A quick walkthrough in the VMDK format

VMDK is more a set of formats rather than a unique one. Let's dive in the core principles and demystify it for forensic analysts.

A quick walkthrough in the VMDK format
Photo by William Warby / Unsplash

After attending a conference for incident response teams, I joined a project aiming to create a forensic framework allowing acquisition and visualization of evidence from various sources: the Exhume toolkit.

🧳 The Exhume Toolkit v0.1 | Forensicxlab
The Exhume toolkit and legal documentation are under active development and may evolve quickly—users are encouraged to stay updated via the Discord server as new features and improvements are regularly introduced.

In this quest of retrieving data from various base formats, I got involved in the understanding and implementation of a parser for the VMDK format.

The Virtual Machine Disk format has been created by VMware and is used by all kinds of virtual machines from all types of hypervisors. It is also used in exchange formats used to share virtual machines from one hypervisor to another.

Most IT experts, from cybersecurity to system administrators have heard of VMDK files. And I am no exception. But I never really understood what was behind this format. Sure, I did encounter some difficulties to access data from a VMDK file sourced from and ESXi server but I always found tools allowing to convert the file to a better suited format... Including VMDK itself.
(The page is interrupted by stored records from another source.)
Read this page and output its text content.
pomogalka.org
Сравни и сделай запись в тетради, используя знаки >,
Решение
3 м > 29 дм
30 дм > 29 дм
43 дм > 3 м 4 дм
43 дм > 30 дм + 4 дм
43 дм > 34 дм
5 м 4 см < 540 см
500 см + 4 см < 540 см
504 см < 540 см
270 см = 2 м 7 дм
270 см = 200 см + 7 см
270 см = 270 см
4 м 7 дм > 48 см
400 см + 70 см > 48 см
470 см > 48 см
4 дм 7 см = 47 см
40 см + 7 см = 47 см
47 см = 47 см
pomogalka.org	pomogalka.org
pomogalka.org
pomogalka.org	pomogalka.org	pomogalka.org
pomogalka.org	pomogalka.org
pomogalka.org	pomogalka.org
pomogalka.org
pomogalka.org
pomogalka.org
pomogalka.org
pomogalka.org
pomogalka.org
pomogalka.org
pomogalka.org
At that moment I wondered why converting a VMDK file to another one could help me get access to the data for forensic purposes. And I've found the answer now I did some serious research on the matter.

A format of formats

The VMDK is not one file format by itself but rather a collection of formats depending on the configuration set up for the virtual machine. Many parameters can have an impact on the way the virtual machine data will be stored:

  • Whether the disk is thin provisioned or not
  • Whether the disk image is stored in a file, a full hardware disk or a partitioned disk
  • Whether the disk is divided in several files or not
  • Whether the data is compressed or not
  • Whether the file represents a snapshot or a full disk

At the beginning, there is one thing in common for all formats: the descriptor file.

The descriptor file bears its name well and contains the metadata about a VMDK disk allowing to read and write data to the virtual disk.
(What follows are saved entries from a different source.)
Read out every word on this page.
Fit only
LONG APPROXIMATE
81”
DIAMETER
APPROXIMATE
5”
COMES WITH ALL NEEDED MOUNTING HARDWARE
It is a text description, usually in a separate text file, of various parameters related to the disk itself: disk ID, adapter type, but most importantly a list of references to what is described as extents.

Extents are the actual files, disks or partitions containing the data on the virtual disk. They can be of various forms determined by a parameter specified on each line.

Typical scenario of a descriptor file and its associated extents

A descriptor file can look like this:

# Disk DescriptorFile
version=1
encoding="UTF-8"
CID=fffffffe
parentCID=ffffffff
createType="twoGbMaxExtentFlat"

# Extent description
RW 2097152 FLAT "Disque virtuel 2-f001.vmdk" 0

# The Disk Data Base 
#DDB

ddb.adapterType = "lsilogic"
ddb.geometry.cylinders = "512"
ddb.geometry.heads = "128"
ddb.geometry.sectors = "32"
ddb.longContentID = "d0f5e5f69fcd0241f710a9dcfffffffe"
ddb.uuid = "60 00 C2 96 41 d4 0c 4b-bc 3a 43 31 4c d0 b4 09"
ddb.virtualHWVersion = "21"

The descriptor file above specifies a disk of type 2GbMaxExtentFlat. This means that the disk is built around extent files of maximum 2GB that contain the actual data in a flat manner (the disk data is stored in a raw form). The extent description section will notably describe the number of sectors of 512 bytes for each extent and the start sector of the extent (here 2 097 152 sectors starting at sector 0).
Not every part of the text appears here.